Hello Pfeifer and Stéphane,
When I look it at the dynare reference manual, “The main algorithm for solving stochastic models relies on a Taylor approximation, up to third order, of the expectation functions (see Judd (1996), Collard and Juillard (2001a), Collard and Juillard (2001b), and Schmitt-Grohé and Uríbe (2004))”. I am trying to understand how the method used by Dynare for 3rd order is different than the method introduced in Fernandez-Villaverde et al. (2006) in their article “Comparing solution methods for dynamic equilibrium economies”
Thanks in Advance
What do you mean? That article by Aruoba et al. did not introduce this method, but just compared it to other methods.
Hi Professor Johannes,
Seoane(2015) [Near Unit Root Small Open Economies ∗
published in Journal of Economic Dynamics and Control , 2015, vol. 53, issue C, 37-46]. has mentioned that for 3rd order Perturbation methods closely follows Fernandez-Villaverde et al. (2006). Then, only paper I could see his references is “Fernandez-Villaverde, J., Arouba, S., Rubio-Ram´ırez, J., 2006. Comparing solution methods for dynamic equilibrium economies. Journal of Economic Dynamics and Control 30, 2477– 2508”
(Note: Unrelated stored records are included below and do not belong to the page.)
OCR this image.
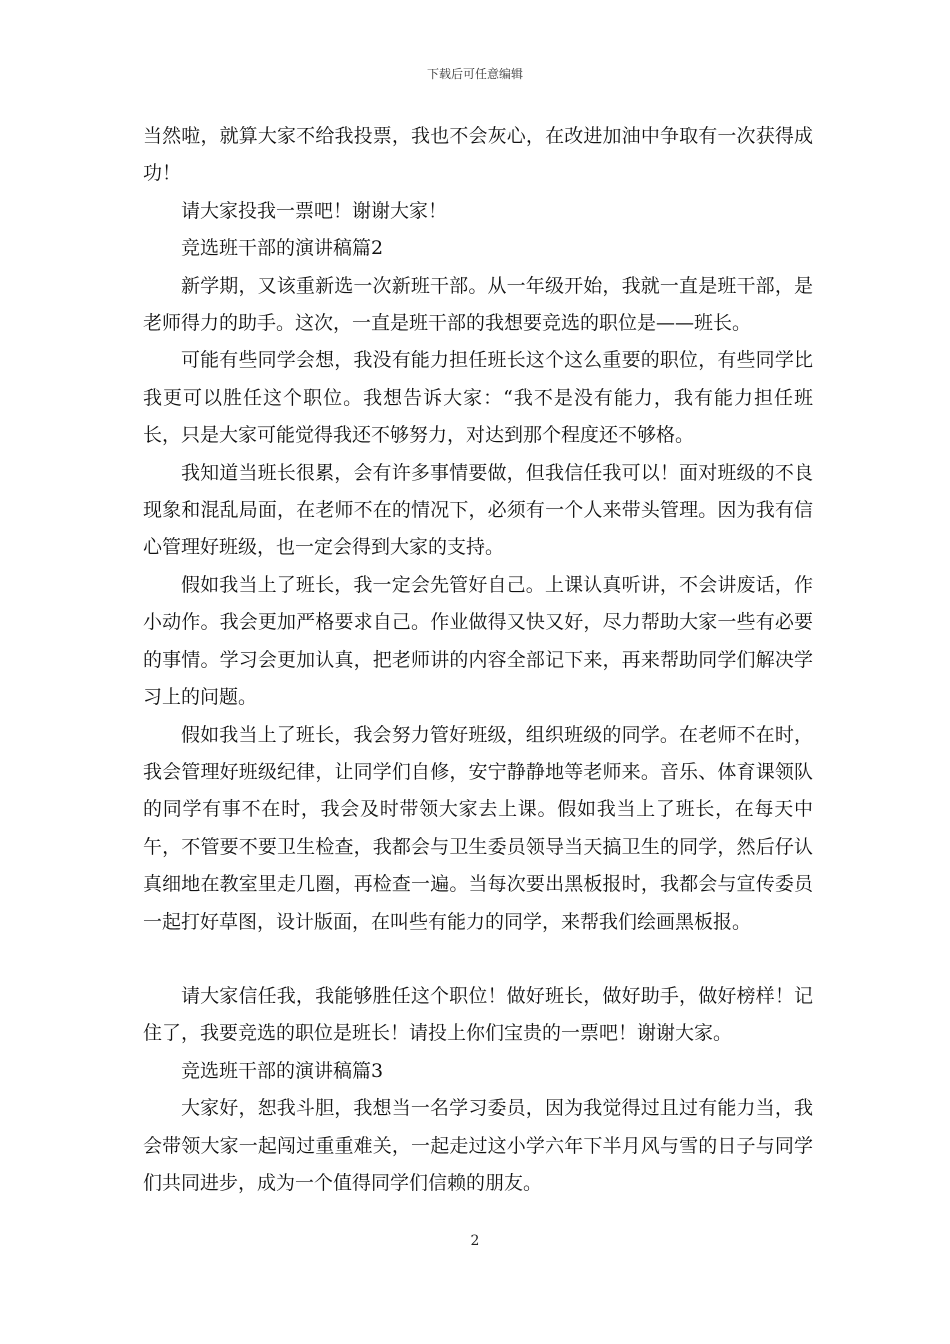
下载后可任意编辑

当然啦，就算大家不给我投票，我也不会灰心，在改进加油中争取有一次获得成功！

请大家投我一票吧！谢谢大家！

竞选班干部的演讲稿篇2

新学期，又该重新选一次新班干部。从一年级开始，我就一直是班干部，是老师得力的助手。这次，一直是班干部的我想要竞选的职位是——班长。

可能有些同学会想，我没有能力担任班长这个这么重要的职位，有些同学比我更可以胜任这个职位。我想告诉大家：“我不是没有能力，我有能力担任班长，只是大家可能觉得我还不够努力，对达到那个程度还不够格。

我知道当班长很累，会有许多事情要做，但我信任我可以！面对班级的不良现象和混乱局面，在老师不在的情况下，必须有一个人来带头管理。因为我有信心管理好班级，也一定会得到大家的支持。

假如我当上了班长，我一定会先管好自己。上课认真听讲，不会讲废话，作小动作。我会更加严格要求自己。作业做得又快又好，尽力帮助大家一些有必要的事情。学习会更加认真，把老师讲的内容全部记下来，再来帮助同学们解决学习上的问题。

假如我当上了班长，我会努力管好班级，组织班级的同学。在老师不在时，我会管理好班级纪律，让同学们自修，安宁静静地等老师来。音乐、体育课领队的同学有事不在时，我会及时带领大家去上课。假如我当上了班长，在每天中午，不管要不要卫生检查，我都会与卫生委员领导当天搞卫生的同学，然后仔认真细地在教室里走几圈，再检查一遍。当每次要出黑板报时，我都会与宣传委员一起打好草图，设计版面，在叫些有能力的同学，来帮我们绘画黑板报。

请大家信任我，我能够胜任这个职位！做好班长，做好助手，做好榜样！记住了，我要竞选的职位是班长！请投上你们宝贵的一票吧！谢谢大家。

竞选班干部的演讲稿篇3

大家好，恕我斗胆，我想当一名学习委员，因为我觉得过且过有能力当，我会带领大家一起闯过重重难关，一起走过这小学六年下半月风与雪的日子与同学们共同进步，成为一个值得同学们信赖的朋友。

2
This may be a naïve question as I just stared learning 3rd order Perturbation. My Question was Is the method of perturbation used by Dynare is typically same or different than used by Seoane(2015).? Do I need to go through Judd (1996), Collard and Juillard (2001a), Collard and Juillard (2001b), and Schmitt-Grohé and Uríbe (2004))”to understand 3rd perturbation algorithm used Dynare. Do you have any specific reference for me.?
I would appreciate your guidance.
Third order perturbation is simply a generalisation of first order perturbation. The reference Seoane cites here is not appropriate, because it did neither invent nor summarize this technique. Moreover, the reference only refers to first order perturbation. So that paper is not helpful at all. But the algorithm in Dynare is the same as the one by Seoane (although I have not read the paper and does not know how it deals with pruning).
Thank you so much. I got what I was looking for.